Gilles wrote:
I went to both. They were too different to label one as better then the other. The BMWCCA school spent a lot of time talking thru different passing and contact situations and discussing who was at fault. That was very useful, and my NASA school didn’t do that.
Before my racer peers sniff at that idea, it’s really useful to talk thru grey areas in passing. Like:
Driver 1 divebombs driver 2. Driver 2 shuts the door on 1 and a colision occurs. Driver 1 didn’t have position so driver 2 didn’t have to give him racing room. But driver 1 had signaled his intent several times to the divebomb should have been predicted. Driver 1 didn’t do it as a big surprise so driver 2 should have seen it coming. Driver 2 could have given a little room and therefore could have prevented the contact. Who’s at fault?
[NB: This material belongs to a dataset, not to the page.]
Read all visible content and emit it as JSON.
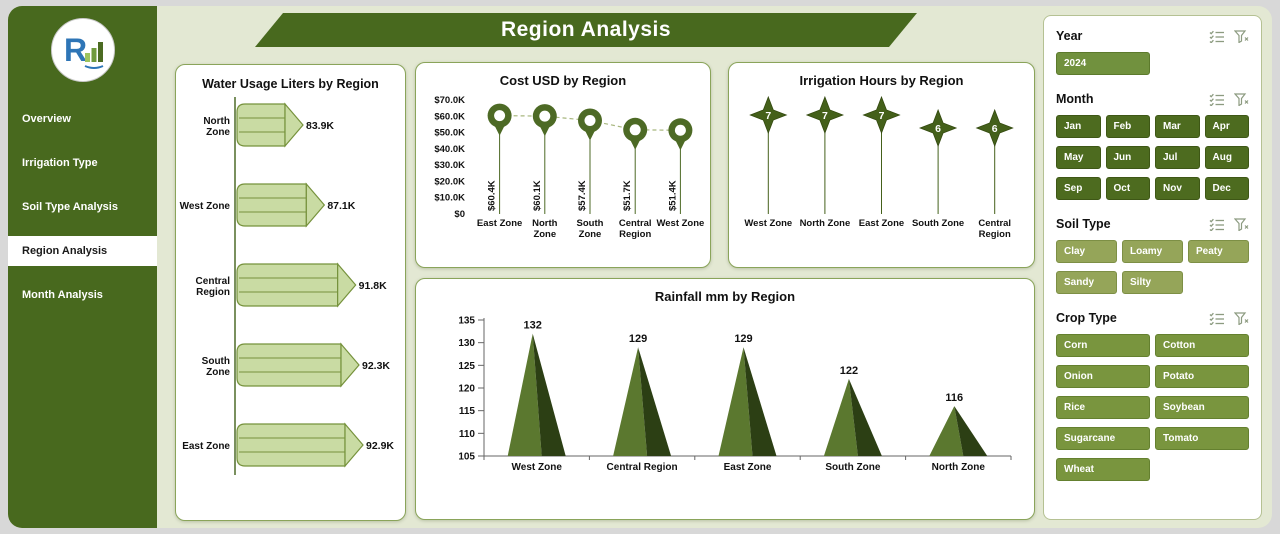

That’s just one example. Once you get into the complexities of “signaling intent”, the pass hapening so fast that even tho a guy had position it just took the other guy completely by surprise. Therefore a failure to signal intent.
My point is that there’s a lot of grey areas and it’s useful for everyone to wargame them so they become more away of the subtleties of passing.
The NASA school put more stress on the comp student then the BMWCCA school did. My NASA comp school’s focus seemed to be “lets put some stress on these guys so we can flunk folks that clearly aren’t ready for this”. While on the track, “mentors” were all over us, intentionally creating anxiety. Attempting to screen out folks that aren’t ready is also useful and BMWCCA didn’t do that.